Brève n° 119
Marionnettes et grec ancien sur Second Life
Robin Delisle, Collège Paul-Bert, Malakoff
Abandonnant
les forums d’enseignement à distance du grec ancien qui ne le satisfont plus,
un enseignant installe son école sur Second Life et raconte ses cours avec ses
nouveaux élèves.
Avec
les mondes virtuels persistants, les nouvelles technologies ont franchi un
nouveau palier sur la Toile. Le principe en est simple : jusqu’ici, pour «
surfer », l’internaute cliquait sur des liens figurant sur des pages,
elles-mêmes statiques ou dynamiques. Dans un monde virtuel persistant, ce n’est
plus sur des pages mais dans des représentations tridimensionnelles qu’évoluent
des personnages animés, appelés avatars.

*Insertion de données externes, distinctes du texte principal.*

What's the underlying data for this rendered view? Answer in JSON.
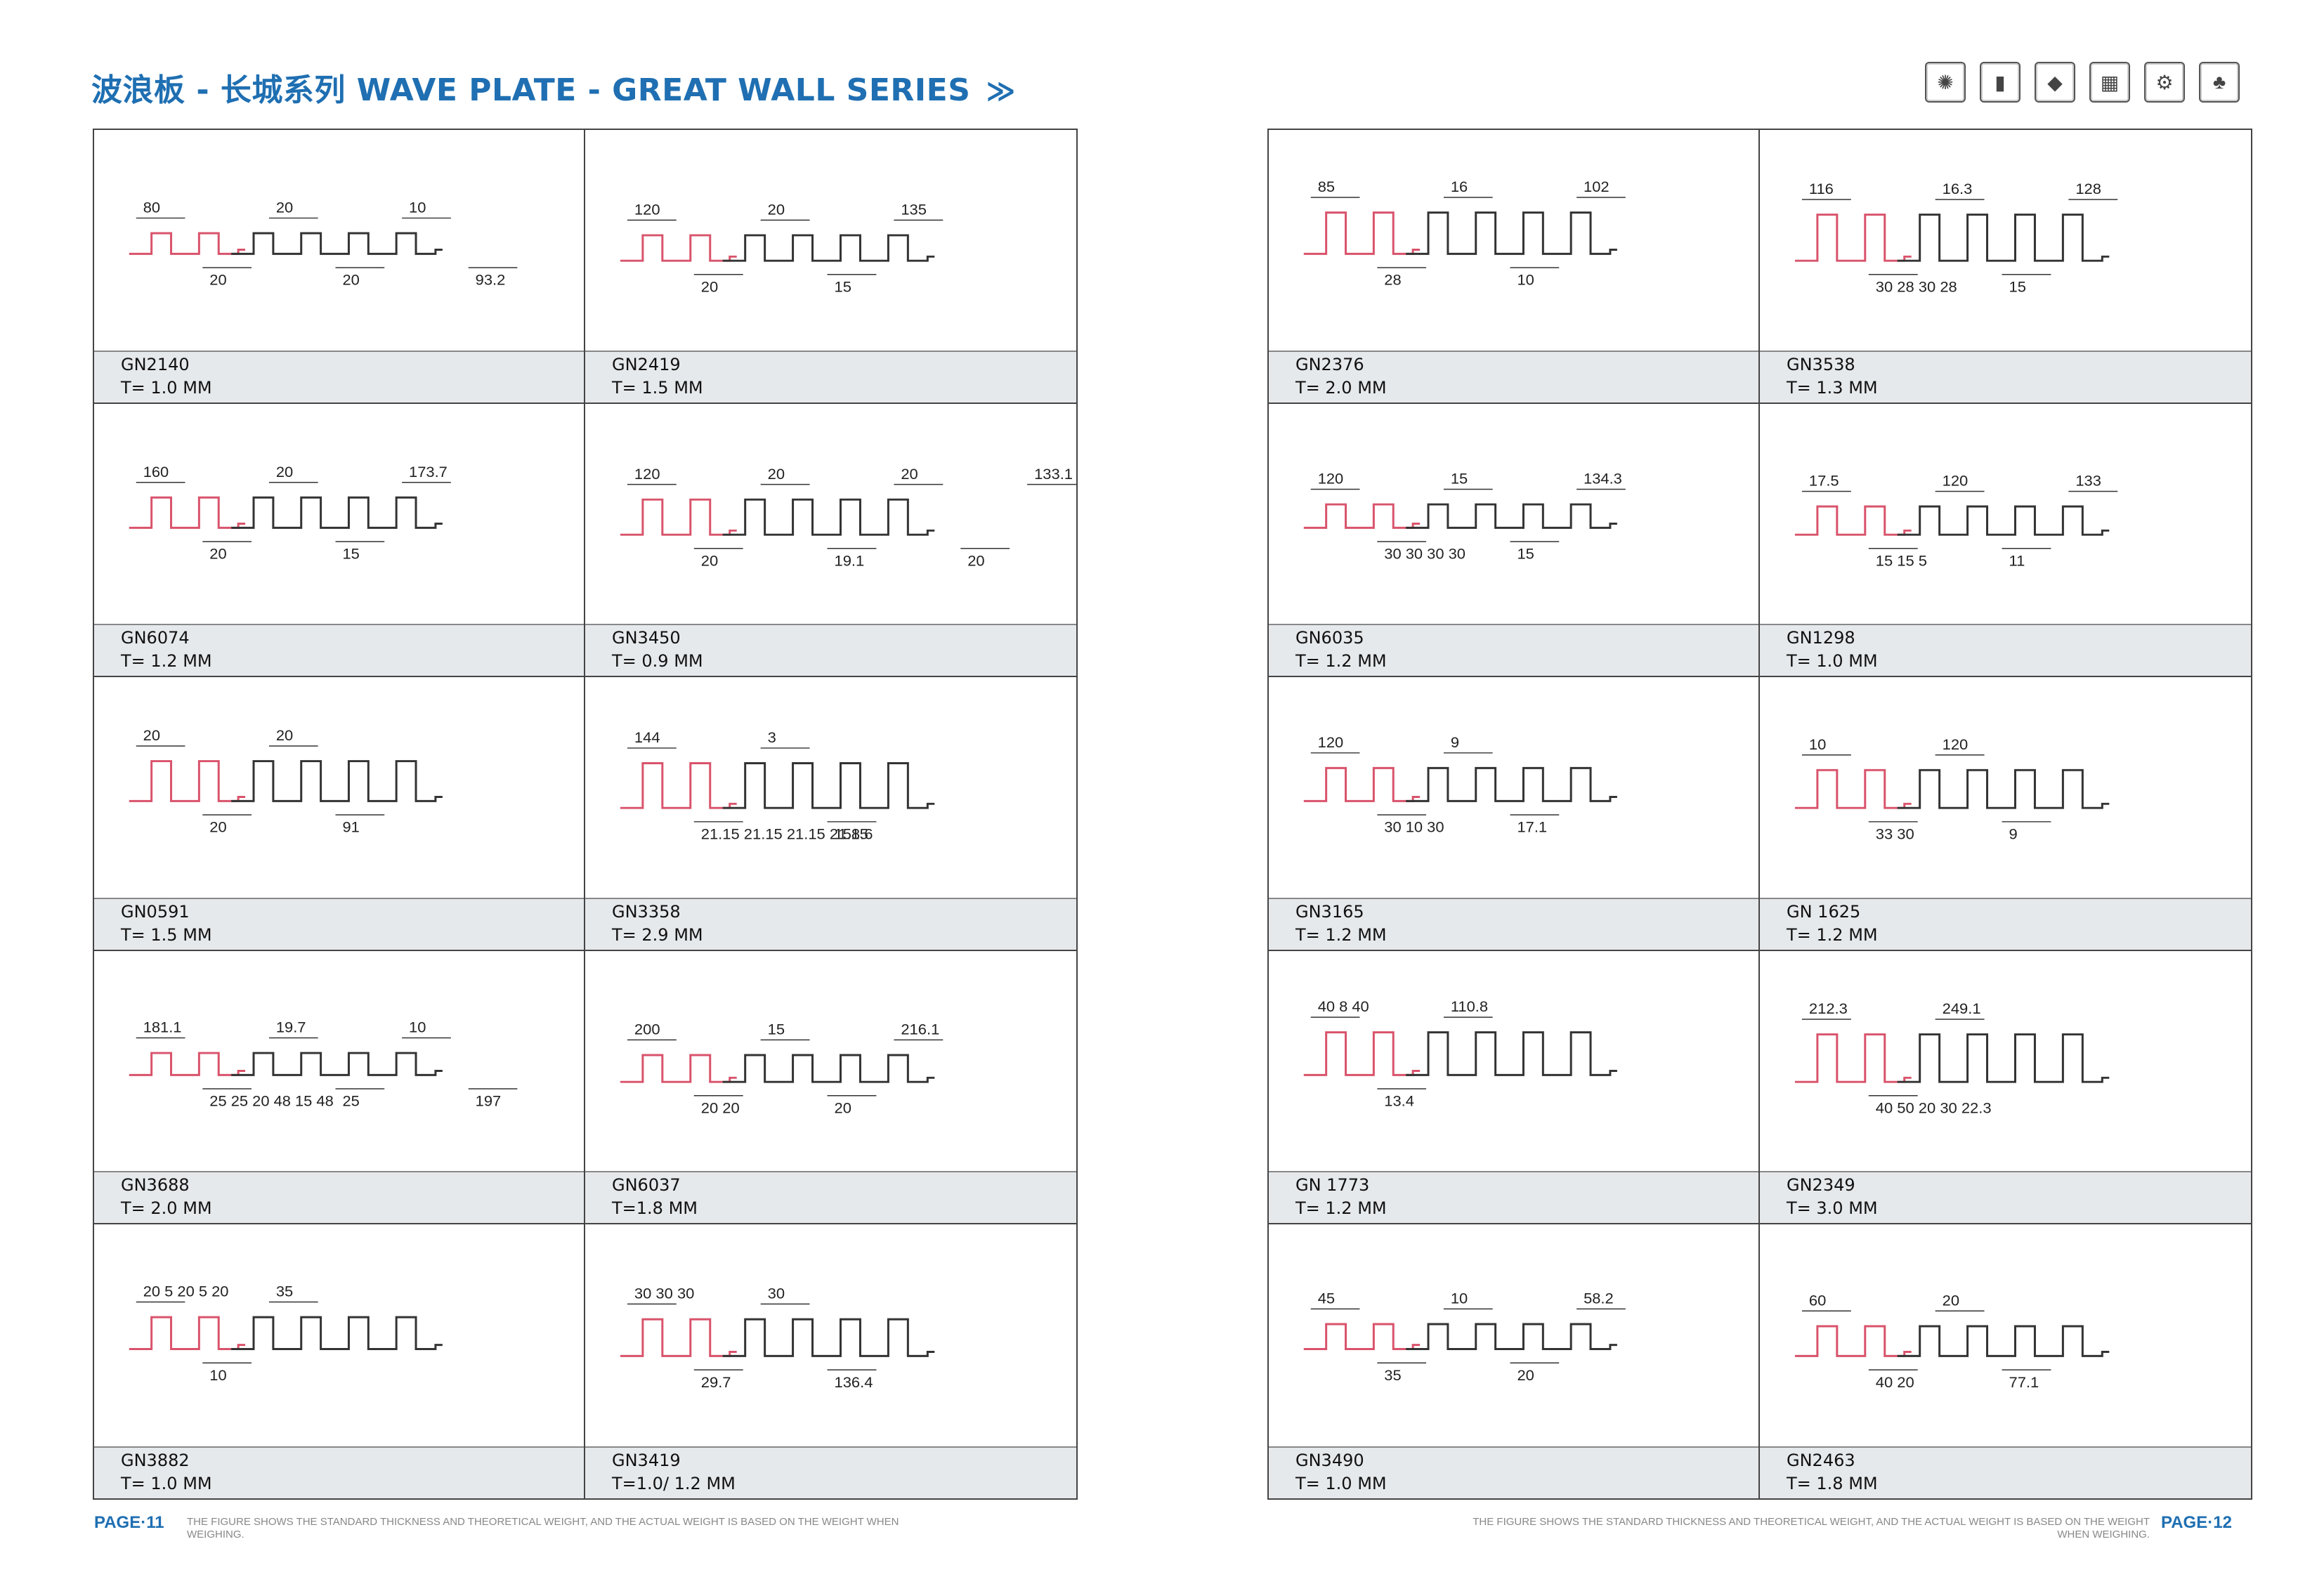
{
  "header": {
    "title": "波浪板 - 长城系列 WAVE PLATE - GREAT WALL SERIES",
    "chevron": "≫",
    "icons": [
      "pills-icon",
      "bottle-icon",
      "book-icon",
      "cosmetics-icon",
      "gear-icon",
      "plant-icon"
    ]
  },
  "colors": {
    "accent": "#1f6fb2",
    "profile_red": "#d9536b",
    "profile_dark": "#333333"
  },
  "left_page": {
    "number": "PAGE·11",
    "note": "THE FIGURE SHOWS THE STANDARD THICKNESS AND THEORETICAL WEIGHT, AND THE ACTUAL WEIGHT IS BASED ON THE WEIGHT WHEN WEIGHING.",
    "items": [
      {
        "code": "GN2140",
        "thickness": "T= 1.0 MM",
        "dims": [
          "80",
          "20",
          "20",
          "20",
          "10",
          "93.2"
        ]
      },
      {
        "code": "GN2419",
        "thickness": "T= 1.5 MM",
        "dims": [
          "120",
          "20",
          "20",
          "15",
          "135"
        ]
      },
      {
        "code": "GN6074",
        "thickness": "T= 1.2 MM",
        "dims": [
          "160",
          "20",
          "20",
          "15",
          "173.7"
        ]
      },
      {
        "code": "GN3450",
        "thickness": "T= 0.9 MM",
        "dims": [
          "120",
          "20",
          "20",
          "19.1",
          "20",
          "20",
          "133.1"
        ]
      },
      {
        "code": "GN0591",
        "thickness": "T= 1.5 MM",
        "dims": [
          "20",
          "20",
          "20",
          "91"
        ]
      },
      {
        "code": "GN3358",
        "thickness": "T= 2.9 MM",
        "dims": [
          "144",
          "21.15 21.15 21.15 21.15",
          "3",
          "158.6"
        ]
      },
      {
        "code": "GN3688",
        "thickness": "T= 2.0 MM",
        "dims": [
          "181.1",
          "25 25 20 48 15 48",
          "19.7",
          "25",
          "10",
          "197"
        ]
      },
      {
        "code": "GN6037",
        "thickness": "T=1.8 MM",
        "dims": [
          "200",
          "20 20",
          "15",
          "20",
          "216.1"
        ]
      },
      {
        "code": "GN3882",
        "thickness": "T= 1.0 MM",
        "dims": [
          "20 5 20 5 20",
          "10",
          "35"
        ]
      },
      {
        "code": "GN3419",
        "thickness": "T=1.0/ 1.2 MM",
        "dims": [
          "30 30 30",
          "29.7",
          "30",
          "136.4"
        ]
      }
    ]
  },
  "right_page": {
    "number": "PAGE·12",
    "note": "THE FIGURE SHOWS THE STANDARD THICKNESS AND THEORETICAL WEIGHT, AND THE ACTUAL WEIGHT IS BASED ON THE WEIGHT WHEN WEIGHING.",
    "items": [
      {
        "code": "GN2376",
        "thickness": "T= 2.0 MM",
        "dims": [
          "85",
          "28",
          "16",
          "10",
          "102"
        ]
      },
      {
        "code": "GN3538",
        "thickness": "T= 1.3 MM",
        "dims": [
          "116",
          "30 28 30 28",
          "16.3",
          "15",
          "128"
        ]
      },
      {
        "code": "GN6035",
        "thickness": "T= 1.2 MM",
        "dims": [
          "120",
          "30 30 30 30",
          "15",
          "15",
          "134.3"
        ]
      },
      {
        "code": "GN1298",
        "thickness": "T= 1.0 MM",
        "dims": [
          "17.5",
          "15 15 5",
          "120",
          "11",
          "133"
        ]
      },
      {
        "code": "GN3165",
        "thickness": "T= 1.2 MM",
        "dims": [
          "120",
          "30 10 30",
          "9",
          "17.1"
        ]
      },
      {
        "code": "GN 1625",
        "thickness": "T= 1.2 MM",
        "dims": [
          "10",
          "33 30",
          "120",
          "9"
        ]
      },
      {
        "code": "GN 1773",
        "thickness": "T=  1.2  MM",
        "dims": [
          "40 8 40",
          "13.4",
          "110.8"
        ]
      },
      {
        "code": "GN2349",
        "thickness": "T=  3.0  MM",
        "dims": [
          "212.3",
          "40 50 20 30 22.3",
          "249.1"
        ]
      },
      {
        "code": "GN3490",
        "thickness": "T= 1.0 MM",
        "dims": [
          "45",
          "35",
          "10",
          "20",
          "58.2"
        ]
      },
      {
        "code": "GN2463",
        "thickness": "T= 1.8 MM",
        "dims": [
          "60",
          "40 20",
          "20",
          "77.1"
        ]
      }
    ]
  }
}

Ainsi, quand on clique sur un lien, on
n’ouvre plus une nouvelle page mais on téléporte son avatar d’un endroit à un
autre, selon un modèle sophistiqué de coordonnées numériques. De plus, les
représentations 3D dans lesquelles l’avatar évolue persistent entre deux
connexions et, si quelqu’un y travaille, peuvent même être modifiées. Second
Life est le plus célèbre de ces mondes persistants.
Apparu
en 2003, Second Life s’est rapidement peuplé au point de compter aujourd’hui
environ dix millions d’utilisateurs. Mieux : Linden labs, la société matrice de
ce monde, a donné le pouvoir à ceux qui disposent d’un terrain sur Second Life
d’y construire des édifices et des objets virtuels. Un commerce est né de cette
faculté partagée et, plus étonnant encore, une monnaie, qui est devenue
convertible, avec un cours, à l’instar de valeurs comme le dollar et l’euro.
Des pays comme la Suède ou les îles Maldives y ont même ouvert une ambassade.
Les plus grandes marques internationales s’y sont installées, de même que
nombre d’associations et de partis politiques.
Être
soi-même dans une vie parallèle
Ce
qui a immédiatement attiré mon attention dans cette évolution nouvelle de la
Toile, c’est l’avatar : l’avatar est une marionnette que l’on manipule à
volonté et dont on peut modifier les traits et la forme, au point de se figurer
soi-même si on le désire.
Cette
présence change de manière radicale la nature des relations virtuelles
électroniques. Contrairement à ce qui arrive dans les relations écrites, l’être
que nous composons n’est plus seulement une figure littéraire mais une
authentique animation. D’abord écrivain, nous devenons marionnettistes et
conteurs.
Finalement,
une formidable opportunité de développer une autre vie : une seconde vie… et
pour moi, l’occasion d’élaborer une forme complètement nouvelle d’enseignement.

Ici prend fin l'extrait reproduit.